Athar merasa kepalanya berdenyut hebat. Perdebatan yang tidak ada ujung ini membuat pikirannya semakin kacau. Di satu sisi, dia merasa Mega dan Maya benar. Amara sudah terlalu lama menghuni kamar utama itu, meski hubungan mereka sudah lama membeku. Di sisi lain, dia tidak ingin terlihat kejam atau tergesa-gesa.

"Sudahlah, Mas. Aku sudah lelah dengan semua drama ini. Kita harus bertindak sekarang," desak Mega dengan nada tajam, matanya menyiratkan ketegasan yang tidak bisa ditolak.

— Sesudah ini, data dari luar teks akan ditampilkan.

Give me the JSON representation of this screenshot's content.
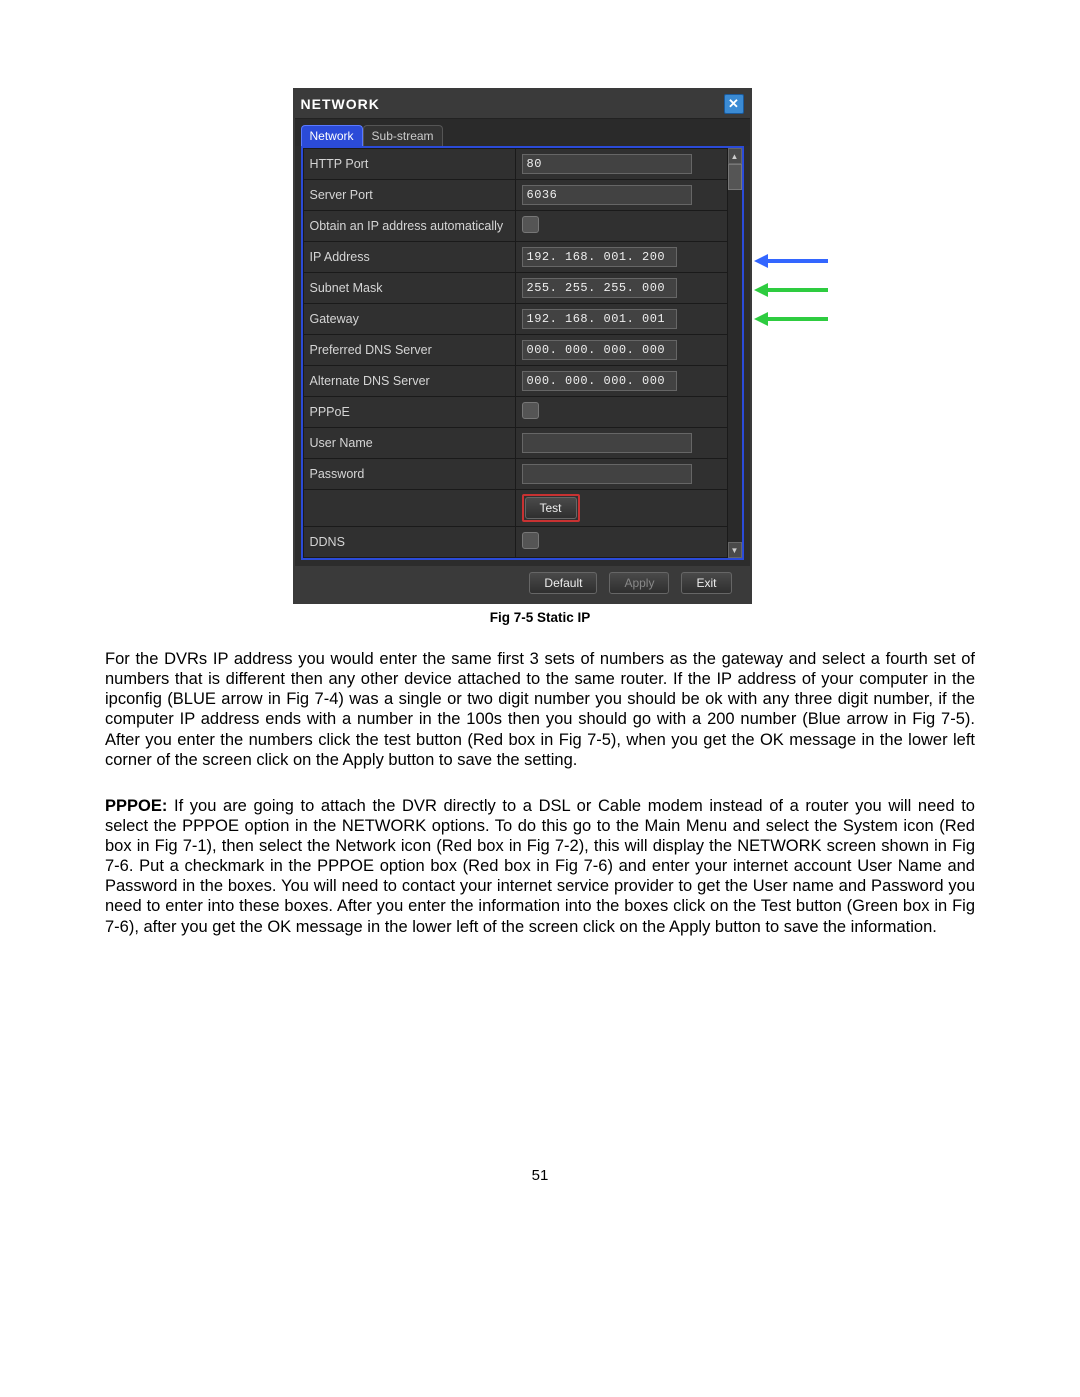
{
  "window": {
    "title": "NETWORK",
    "tabs": {
      "active": "Network",
      "inactive": "Sub-stream"
    },
    "rows": {
      "http_port": {
        "label": "HTTP Port",
        "value": "80"
      },
      "server_port": {
        "label": "Server Port",
        "value": "6036"
      },
      "auto_ip": {
        "label": "Obtain an IP address automatically"
      },
      "ip_address": {
        "label": "IP Address",
        "value": "192. 168. 001. 200"
      },
      "subnet_mask": {
        "label": "Subnet Mask",
        "value": "255. 255. 255. 000"
      },
      "gateway": {
        "label": "Gateway",
        "value": "192. 168. 001. 001"
      },
      "pref_dns": {
        "label": "Preferred DNS Server",
        "value": "000. 000. 000. 000"
      },
      "alt_dns": {
        "label": "Alternate DNS Server",
        "value": "000. 000. 000. 000"
      },
      "pppoe": {
        "label": "PPPoE"
      },
      "user_name": {
        "label": "User Name",
        "value": ""
      },
      "password": {
        "label": "Password",
        "value": ""
      },
      "test": {
        "label": "Test"
      },
      "ddns": {
        "label": "DDNS"
      }
    },
    "buttons": {
      "default": "Default",
      "apply": "Apply",
      "exit": "Exit"
    }
  },
  "caption": "Fig 7-5 Static IP",
  "para1": "For the DVRs IP address you would enter the same first 3 sets of numbers as the gateway and select a fourth set of numbers that is different then any other device attached to the same router. If the IP address of your computer in the ipconfig (BLUE arrow in Fig 7-4) was a single or two digit number you should be ok with any three digit number, if the computer IP address ends with a number in the 100s then you should go with a 200 number (Blue arrow in Fig 7-5). After you enter the numbers click the test button (Red box in Fig 7-5), when you get the OK message in the lower left corner of the screen click on the Apply button to save the setting.",
  "para2_prefix": "PPPOE:",
  "para2_rest": " If you are going to attach the DVR directly to a DSL or Cable modem instead of a router you will need to select the PPPOE option in the NETWORK options. To do this go to the Main Menu and select the System icon (Red box in Fig 7-1), then select the Network icon (Red box in Fig 7-2), this will display the NETWORK screen shown in Fig 7-6. Put a checkmark in the PPPOE option box (Red box in Fig 7-6) and enter your internet account User Name and Password in the boxes.  You will need to contact your internet service provider to get the User name and Password you need to enter into these boxes. After you enter the information into the boxes click on the Test button (Green box in Fig 7-6), after you get the OK message in the lower left of the screen click on the Apply button to save the information.",
  "page_number": "51"
}
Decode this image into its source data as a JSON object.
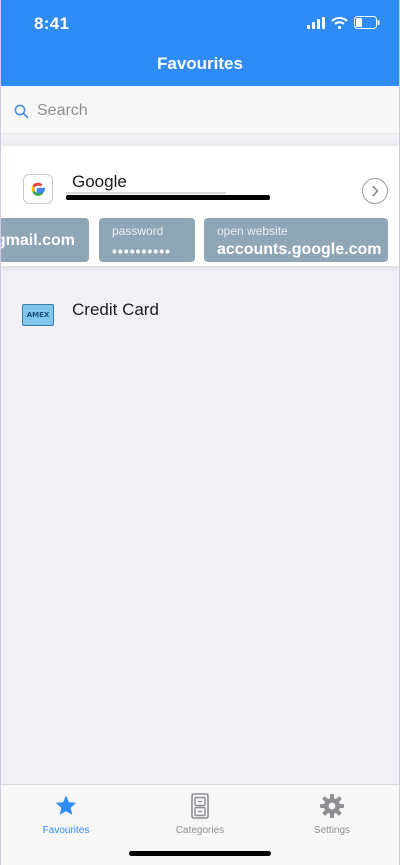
{
  "status_bar": {
    "time": "8:41"
  },
  "header": {
    "title": "Favourites"
  },
  "search": {
    "placeholder": "Search"
  },
  "items": [
    {
      "title": "Google",
      "icon": "google-g-icon",
      "fields": [
        {
          "label": "",
          "value": "gmail.com"
        },
        {
          "label": "password",
          "value": "••••••••••"
        },
        {
          "label": "open website",
          "value": "accounts.google.com"
        }
      ]
    },
    {
      "title": "Credit Card",
      "icon": "amex-card-icon",
      "icon_text": "AMEX"
    }
  ],
  "tabs": [
    {
      "label": "Favourites",
      "icon": "star-icon",
      "active": true
    },
    {
      "label": "Categories",
      "icon": "cabinet-icon",
      "active": false
    },
    {
      "label": "Settings",
      "icon": "gear-icon",
      "active": false
    }
  ],
  "colors": {
    "accent": "#2f8bf5",
    "pill": "#8fa6b7",
    "inactive": "#8e8e93"
  }
}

Athar menarik napas panjang, berusaha mencari kata-kata yang tepat. "Aku hanya tidak ingin membuat keputusan yang tergesa-gesa dan nanti malah menyesal. Amara masih berguna untukku, kita harus mempertimbangkan perasaannya juga," katanya akhirnya, mencoba menjaga suaranya tetap tenang.

Maya yang duduk di sebelah Mega, menatap Athar dengan pandangan memohon. "Mas, aku juga tidak ingin ini menjadi rumit. Tapi aku ingin kita bisa memulai hidup baru tanpa bayang-bayang masa lalu yang terus menghantui. Apa itu terlalu banyak diminta?"

Kata-kata Maya menusuk hati Athar. Dia tahu Maya punya hak untuk merasa demikian, tetapi ada perasaan bersalah yang tak bisa dia abaikan. Dia menatap Mega dan Maya bergantian, merasa terjepit di antara harapan dan kenyataan yang tidak bisa dihindari.

Mega mendesah, sedikit melunak. "Kita bisa melakukannya dengan cara yang baik, Athar. Tapi tetap saja, kita harus bertindak sekarang. Aku tidak mau menunggu lebih lama lagi."

Athar akhirnya mengangguk perlahan, meski hatinya masih bimbang. "Baiklah. Tapi kita harus memastikan semuanya berjalan dengan baik. Kita akan bicara dengan Amara besok agar dia bisa menerima semua ini dengan lapang dada."

Maya tersenyum, meskipun samar. Mega pun mengangguk, merasa sedikit lega. Keputusan sudah diambil, dan meski ada banyak ketidakpastian di depannya, Athar tahu dia harus melangkah maju.